You may be able to find a few schools offering online bachelor's programs in geology, but all of them may not be accredited. Even if you can't find an online program in your desired area, you may still be able to take some courses in a campus-based program online. Many schools offer flexibility by allowing students to complete certain classes online.

How Do I Stand Out with This Degree?

Like many community and junior colleges, there are plenty of universities that host geology clubs and honor societies. Through such organizations you can participate in geological surveys and activities while networking with peers and professionals. Additionally, you can learn more about research opportunities, internships and programs for further studies.
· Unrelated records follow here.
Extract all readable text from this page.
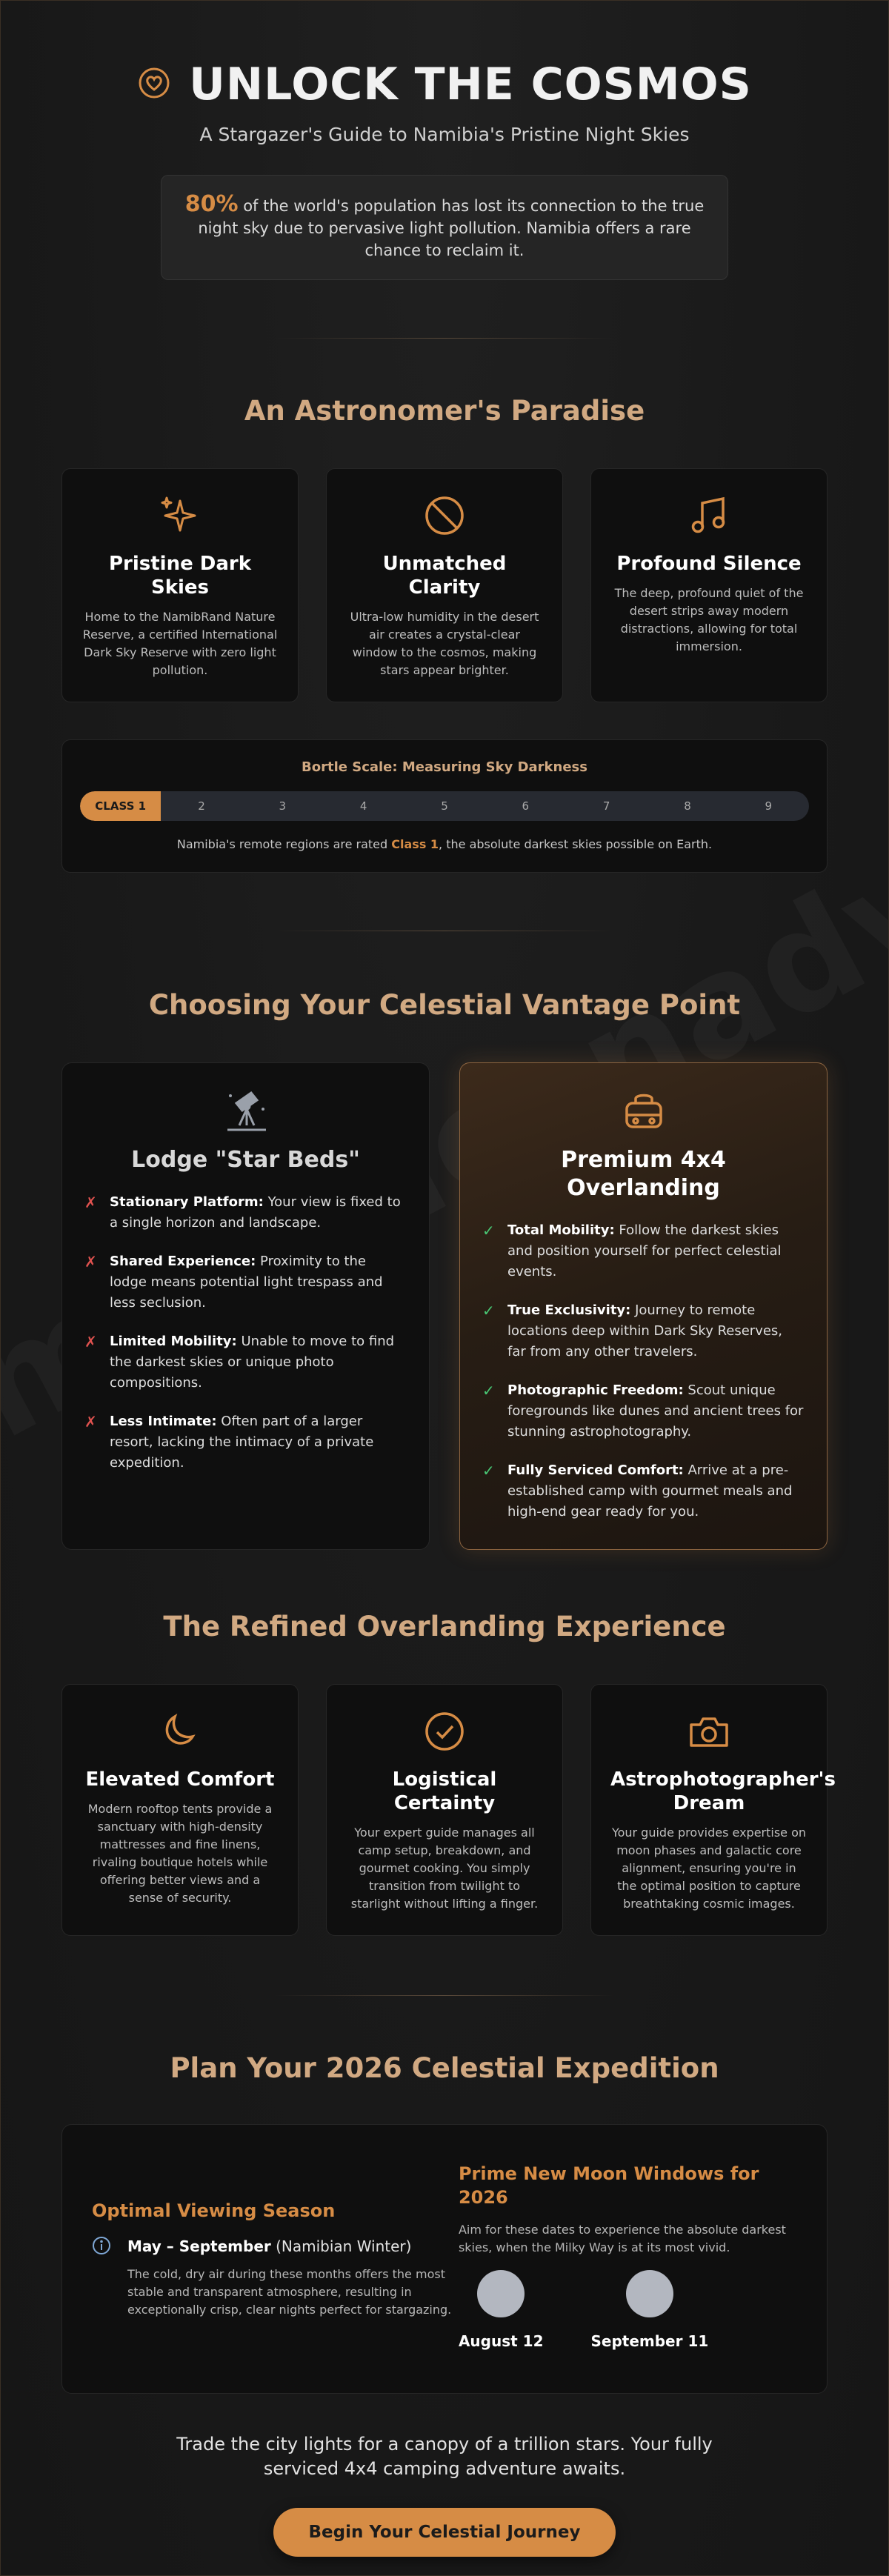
UNLOCK THE COSMOS
A Stargazer's Guide to Namibia's Pristine Night Skies
80% of the world's population has lost its connection to the true night sky due to pervasive light pollution. Namibia offers a rare chance to reclaim it.
An Astronomer's Paradise
Pristine Dark Skies

Home to the NamibRand Nature Reserve, a certified International Dark Sky Reserve with zero light pollution.

Unmatched Clarity

Ultra-low humidity in the desert air creates a crystal-clear window to the cosmos, making stars appear brighter.

Profound Silence

The deep, profound quiet of the desert strips away modern distractions, allowing for total immersion.

Bortle Scale: Measuring Sky Darkness
CLASS 1	2	3	4	5	6	7	8	9
Namibia's remote regions are rated Class 1, the absolute darkest skies possible on Earth.
Choosing Your Celestial Vantage Point
Lodge "Star Beds"
✗ Stationary Platform: Your view is fixed to a single horizon and landscape.
✗ Shared Experience: Proximity to the lodge means potential light trespass and less seclusion.
✗ Limited Mobility: Unable to move to find the darkest skies or unique photo compositions.
✗ Less Intimate: Often part of a larger resort, lacking the intimacy of a private expedition.
Premium 4x4 Overlanding
✓ Total Mobility: Follow the darkest skies and position yourself for perfect celestial events.
✓ True Exclusivity: Journey to remote locations deep within Dark Sky Reserves, far from any other travelers.
✓ Photographic Freedom: Scout unique foregrounds like dunes and ancient trees for stunning astrophotography.
✓ Fully Serviced Comfort: Arrive at a pre-established camp with gourmet meals and high-end gear ready for you.
The Refined Overlanding Experience
Elevated Comfort

Modern rooftop tents provide a sanctuary with high-density mattresses and fine linens, rivaling boutique hotels while offering better views and a sense of security.

Logistical Certainty

Your expert guide manages all camp setup, breakdown, and gourmet cooking. You simply transition from twilight to starlight without lifting a finger.

Astrophotographer's Dream

Your guide provides expertise on moon phases and galactic core alignment, ensuring you're in the optimal position to capture breathtaking cosmic images.

Plan Your 2026 Celestial Expedition
Optimal Viewing Season
May – September (Namibian Winter)
The cold, dry air during these months offers the most stable and transparent atmosphere, resulting in exceptionally crisp, clear nights perfect for stargazing.
Prime New Moon Windows for 2026

Aim for these dates to experience the absolute darkest skies, when the Milky Way is at its most vivid.

August 12	September 11

Trade the city lights for a canopy of a trillion stars. Your fully serviced 4x4 camping adventure awaits.

Begin Your Celestial Journey
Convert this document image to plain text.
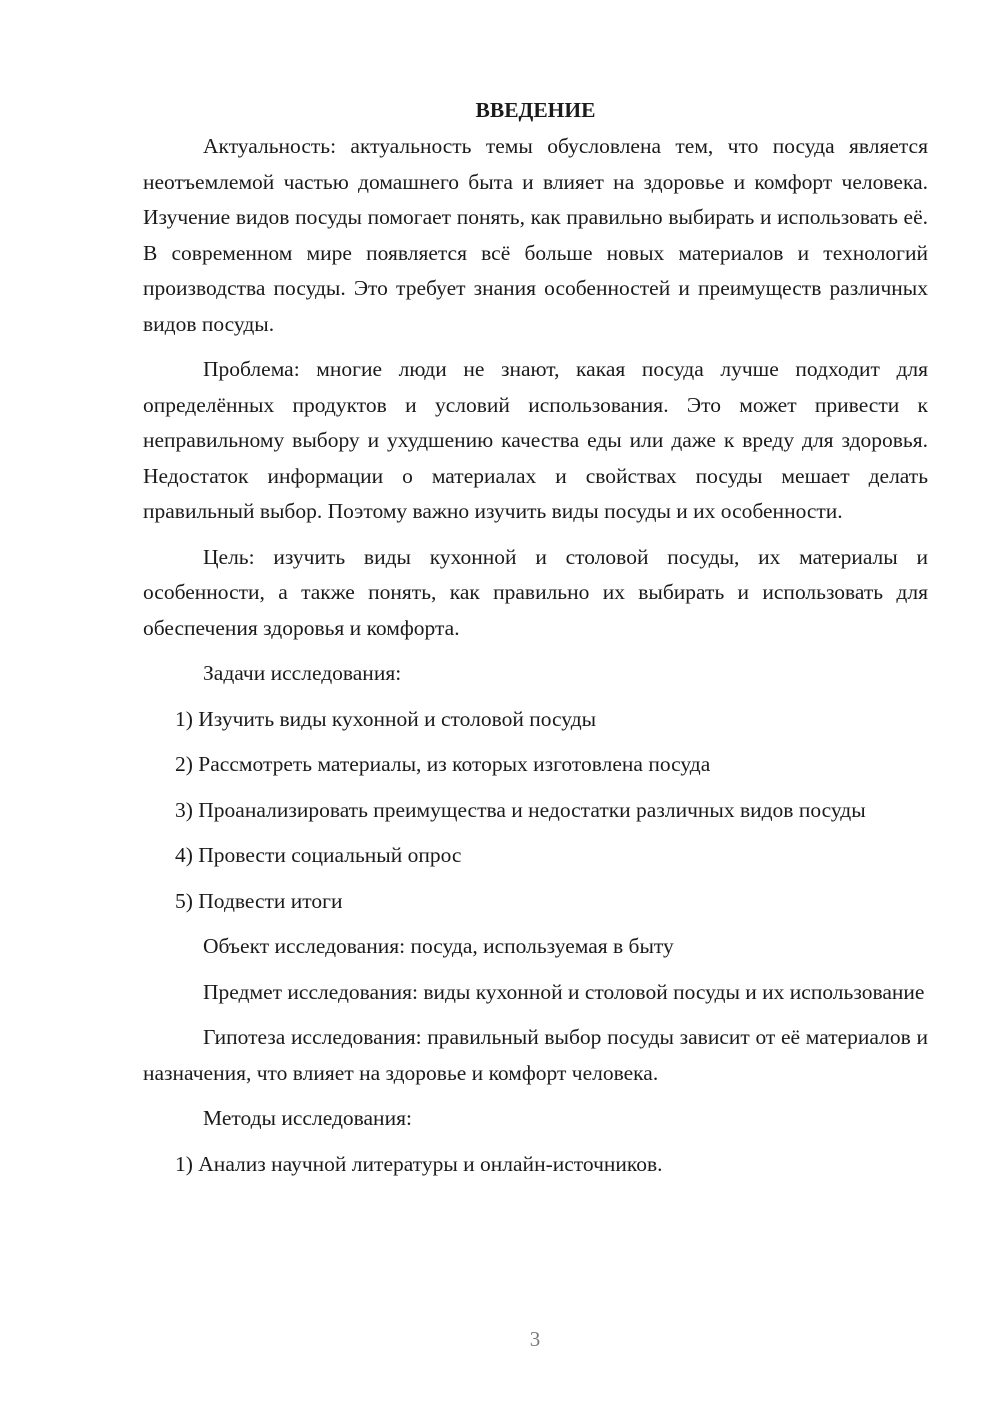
ВВЕДЕНИЕ

Актуальность: актуальность темы обусловлена тем, что посуда является неотъемлемой частью домашнего быта и влияет на здоровье и комфорт человека. Изучение видов посуды помогает понять, как правильно выбирать и использовать её. В современном мире появляется всё больше новых материалов и технологий производства посуды. Это требует знания особенностей и преимуществ различных видов посуды.

Проблема: многие люди не знают, какая посуда лучше подходит для определённых продуктов и условий использования. Это может привести к неправильному выбору и ухудшению качества еды или даже к вреду для здоровья. Недостаток информации о материалах и свойствах посуды мешает делать правильный выбор. Поэтому важно изучить виды посуды и их особенности.

Цель: изучить виды кухонной и столовой посуды, их материалы и особенности, а также понять, как правильно их выбирать и использовать для обеспечения здоровья и комфорта.

Задачи исследования:

1) Изучить виды кухонной и столовой посуды

2) Рассмотреть материалы, из которых изготовлена посуда

3) Проанализировать преимущества и недостатки различных видов посуды

4) Провести социальный опрос

5) Подвести итоги

Объект исследования: посуда, используемая в быту

Предмет исследования: виды кухонной и столовой посуды и их использование

Гипотеза исследования: правильный выбор посуды зависит от её материалов и назначения, что влияет на здоровье и комфорт человека.

Методы исследования:

1) Анализ научной литературы и онлайн-источников.

3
Because of the technology used to analyze and document the terrain, rock and soil samples, etc., having computer knowledge is a must. Taking computer courses in data processing and analysis, modeling, and mapping will give you an edge as you enter into the field.


Bachelor's Degrees in Astronomy

In an astronomy bachelor's degree program, you'll develop a strong foundation in both physics and mathematics. While astronomers in research or government observatories are required to have higher degrees (usually a PhD), there are opportunities for those graduating with a bachelor's in astronomy. Possible positions include an observatory technician, an entry-level physicist or a secondary school teacher (with additional training and licensure).

Pros and Cons

Pros

  • Access to observatories and equipment
  • Schools commonly have astronomy clubs that provide additional learning and networking opportunities
  • Some schools allow undergrads to participate in graduate research

Cons

  • Limited career options available to bachelor's degree holders
  • Only the most qualified students are accepted into graduate-level classes
  • A physics degree program may be a better option to prepare for a graduate program

Courses and Requirements

If you're interested in an astronomy degree program, you'll need to pass a sequence of physics and math courses before gaining entry into the departmental program. Your core classes may cover planetary imaging, astronomical philosophy, cosmology and astrophysics. You will learn observational methods and study various types of observing equipment. Some programs may also allow you to take graduate-level classes and participate in graduate research projects.

Online Course Information

Online bachelor's programs in astronomy may be rare, but some schools offer online options for particular classes or labs in a campus-based astronomy program. Astronomy labs, however, often require the use of a high-powered telescope located on campus; therefore, upper-level classes are not likely to be found online.

How Do I Stand Out with This Degree?

Look for astronomy-related organizations at your school and within your community. You may be able to participate in research and outreach projects, read scholarly journals and access observatories. Some professional organizations include the American Astronomical Society and the American Association of Variable Star Observers.